Chez les stratèges libéraux, on confie avoir senti " un mouvement favorable " dès l'automne dernier dans la perception des électeurs, quand le premier ministre Charest multipliait les annonces. L'entrée d'André Boisclair à l'Assemblée nationale n'a pas freiné cette tendance. À chaque occasion, M. Charest a tapé sur le clou du manque de " maturité ", le point faible du leader souverainiste selon les groupes de discussion des sondeurs du PLQ. Au cours du dernier mois, les libéraux ont sondé l'opinion publique chaque semaine, une opération sans douleur pour un parti dont les coffres débordent.

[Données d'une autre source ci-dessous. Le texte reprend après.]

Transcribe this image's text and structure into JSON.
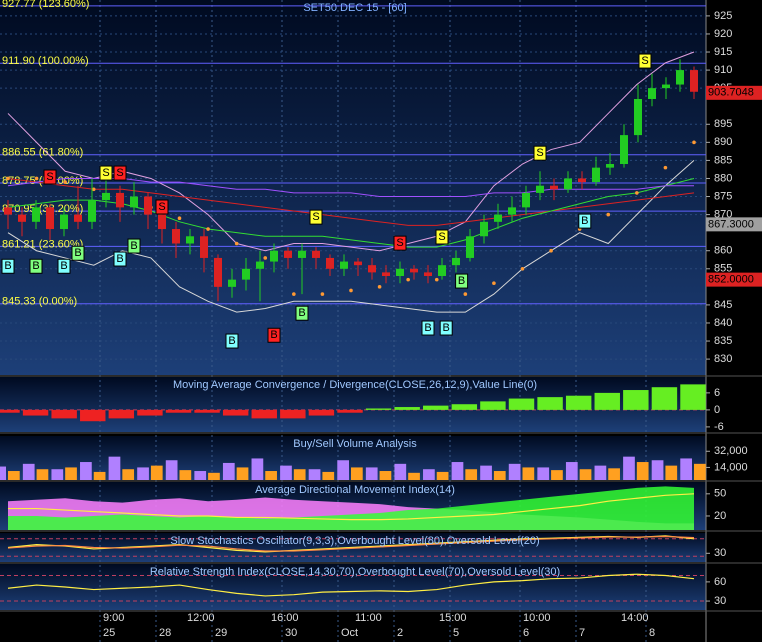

De surcroît, dans les circonscriptions, les organisateurs se disent désormais prêts à des élections, ce qui est très nouveau dans les rangs libéraux, passablement moroses depuis trois ans.
Besoin de Harper
Dans un monde idéal, le gouvernement libéral visait le dépôt d'un budget électoral en mars, et se servait de son congrès biennal, à la fin de mars, comme tremplin pour le lancement de sa campagne. Mais devant l'incertitude quant à l'espérance de vie du gouvernement Harper à Ottawa, on a décidé d'examiner des scénarios de déclenchement plus hâtif.
Une défaite des conservateurs à Ottawa serait une catastrophe pour M. Charest, qui aurait dès lors bien de la difficulté à " vendre le rêve " d'un règlement imminent au problème du déséquilibre fiscal. Les conseillers de M. Charest ont subitement pris conscience de la volatilité de la stratégie avec le partenaire Harper. Dès l'arrivée de Stéphane Dion à la tête du PLC, le plan de match où Ottawa s'engageait à limiter le pouvoir fédéral de dépenser s'est volatilisé avec un programme constitutionnel, Stephen Harper serait entré de plain-pied sur le terrain de prédilection de Stéphane Dion.
À Québec, on réfléchit aussi sur l'opportunité de convoquer l'Assemblée nationale en février plutôt qu'à la mi-mars. On pourrait alors déposer un " cadre financier ", basé sur la synthèse des opérations financières au 31 décembre. Avec les dépenses de l'automne, un vrai budget serait difficile à équilibrer.
Les avis sont très partagés sur les risques de déclenchement d'élections à Ottawa dès le printemps. Personne ne croit chez les libéraux que la question de l'Afghanistan puisse servir de détonateur, comme le suggère le chef du Bloc québécois, Gilles Duceppe.
Certains conservateurs québécois, qui ont l'oreille de Jean Charest, prédisent même que le gouvernement Harper pourrait survivre au vote sur le prochain budget. Il serait difficile pour le Bloc de battre un budget qui donnera plus d'argent au Québec (on parle de 1 milliard de plus en transferts, comme début de règlement du déséquilibre fiscal). Et surtout, le PLC est sans le sou, et n'aurait pas intérêt à se lancer trop vite sur le sentier de la guerre.